Robin a seulement deux ans, mais il s'exprime très bien. Il se sent de plus en plus en confiance avec le docteur Leroy, il répond à ses questions. Mais aujourd'hui, Robin avait un comportement étrange. Lorsque le psychiatre s'adressait à lui, il l'ignorait par moment.

– Robin ? Robin ? Tu n'as pas envie de discuter aujourd'hui ?

Le docteur Leroy avait l'habitude des enfants en souffrance, et le silence de Robin ne le rebutait pas. Il a patiemment attendu que mon fils reprenne la parole. Au bout de cinq bonnes minutes, Robin s'est tourné vers moi, et m'a innocemment demandé :

– Papa, comment tu t'appelles toi ?

J'étais surpris par sa question à ce moment là, mais après tout c'était une question légitime. Lui m'appelait papa, mais il entendait d'autres personnes m'appeler Jean.

– Je m'appelle Jean, mon chéri. Mais toi, tu m'appelles papa. Jean, c'est mon prénom.

– Et maman ?

– Maman s'appelle Adèle.

– Et moi, comment je m'appelle, moi ?

Un peu déstabilisé par cette question, j'ai lancé un regard interrogateur au docteur Leroy, qui a simplement hoché la tête avec bienveillance. Il ne semblait pas étonné.

– Toi, tu t'appelles Robin.

Robin a froncé les sourcils, froissant la fine peau laiteuse de son front d'enfant. J'ai ressenti un pincement a cœur ; cette expression soucieuse sur son visage m'était devenue trop familière.

– Non, moi je m'appelle Abel.

Avais-je bien entendu ? Ce n'était pas possible. La gorge nouée, j'ai répété, avec un peu plus d'insistance dans la voix :

– Toi, tu t'appelles Robin.

– Non, Abel.

– Mais enfin, mon chéri, pourquoi dis-tu des bêtises ? Ce n'est pas drôle. Tu connais ton prénom, quand même ?

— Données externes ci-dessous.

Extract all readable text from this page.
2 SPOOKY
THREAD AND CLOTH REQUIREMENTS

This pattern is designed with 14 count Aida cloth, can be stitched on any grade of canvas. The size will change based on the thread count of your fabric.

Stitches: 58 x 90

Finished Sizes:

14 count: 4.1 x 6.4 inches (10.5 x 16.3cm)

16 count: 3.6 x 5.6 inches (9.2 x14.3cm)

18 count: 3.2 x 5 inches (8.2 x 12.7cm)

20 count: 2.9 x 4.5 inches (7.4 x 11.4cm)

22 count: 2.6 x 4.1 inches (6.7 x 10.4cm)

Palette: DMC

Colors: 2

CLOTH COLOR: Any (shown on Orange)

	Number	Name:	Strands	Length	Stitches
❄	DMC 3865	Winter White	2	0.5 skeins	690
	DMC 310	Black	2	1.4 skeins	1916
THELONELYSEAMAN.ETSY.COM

Je ne m'attendais pas du tout à ce qui a suivi. Robin s'est mis à hurler de colère, je ne l'avais jamais vu dans un tel état. Avant que j'ai pu l'en empêcher, il a saisi plusieurs objets qui se trouvaient à sa portée sur le bureau du docteur Leroy et les a jetés sur le sol avec une telle violence que l'un des cadres qui contenait une photo de famille du médecin s'est brisé ; des morceaux de verres jonchaient le sol.

Puis Robin a cessé de crier.

Ma première réaction a été de m'excuser auprès du psychiatre, ce qui ne servait évidemment à rien. Je ne savais pas quoi faire, j'étais totalement démuni.

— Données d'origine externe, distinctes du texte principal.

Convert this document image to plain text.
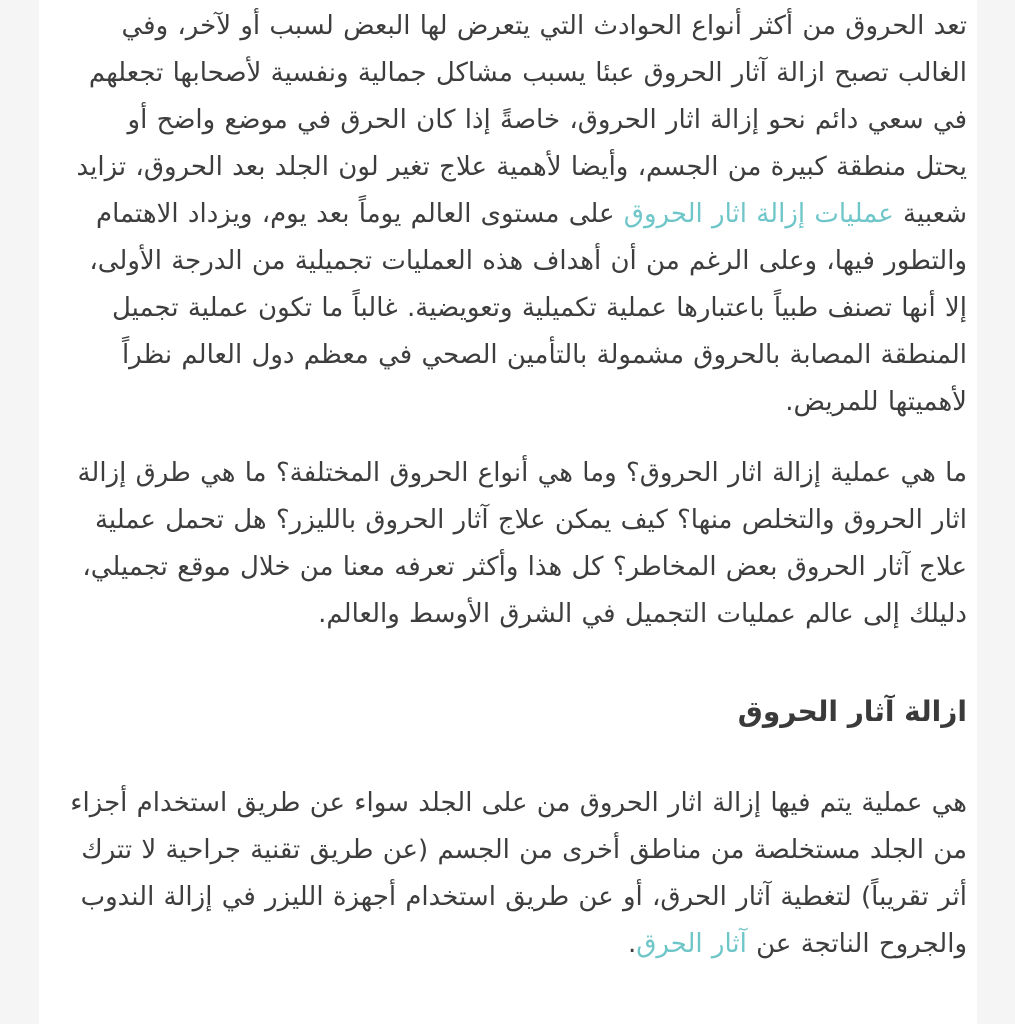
تعد الحروق من أكثر أنواع الحوادث التي يتعرض لها البعض لسبب أو لآخر، وفي الغالب تصبح ازالة آثار الحروق عبئا يسبب مشاكل جمالية ونفسية لأصحابها تجعلهم في سعي دائم نحو إزالة اثار الحروق، خاصةً إذا كان الحرق في موضع واضح أو يحتل منطقة كبيرة من الجسم، وأيضا لأهمية علاج تغير لون الجلد بعد الحروق، تزايد شعبية عمليات إزالة اثار الحروق على مستوى العالم يوماً بعد يوم، ويزداد الاهتمام والتطور فيها، وعلى الرغم من أن أهداف هذه العمليات تجميلية من الدرجة الأولى، إلا أنها تصنف طبياً باعتبارها عملية تكميلية وتعويضية. غالباً ما تكون عملية تجميل المنطقة المصابة بالحروق مشمولة بالتأمين الصحي في معظم دول العالم نظراً لأهميتها للمريض.

ما هي عملية إزالة اثار الحروق؟ وما هي أنواع الحروق المختلفة؟ ما هي طرق إزالة اثار الحروق والتخلص منها؟ كيف يمكن علاج آثار الحروق بالليزر؟ هل تحمل عملية علاج آثار الحروق بعض المخاطر؟ كل هذا وأكثر تعرفه معنا من خلال موقع تجميلي، دليلك إلى عالم عمليات التجميل في الشرق الأوسط والعالم.

ازالة آثار الحروق

هي عملية يتم فيها إزالة اثار الحروق من على الجلد سواء عن طريق استخدام أجزاء من الجلد مستخلصة من مناطق أخرى من الجسم (عن طريق تقنية جراحية لا تترك أثر تقريباً) لتغطية آثار الحرق، أو عن طريق استخدام أجهزة الليزر في إزالة الندوب والجروح الناتجة عن آثار الحرق.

Après plusieurs minutes, qui me parurent une éternité, pendant lesquelles Robin est resté immobile sur sa chaise, le regard vide, sans que je sache comment le réconforter, le Docteur Leroy a annoncé très calmement :

– Je crois comprendre ce qui se passe.

J'étais soulagé qu'il se remette à parler. Et qu'il semble savoir ce qu'il se passait dans la tête de mon fils.

– Je pense que votre femme se trompe parfois de prénoms.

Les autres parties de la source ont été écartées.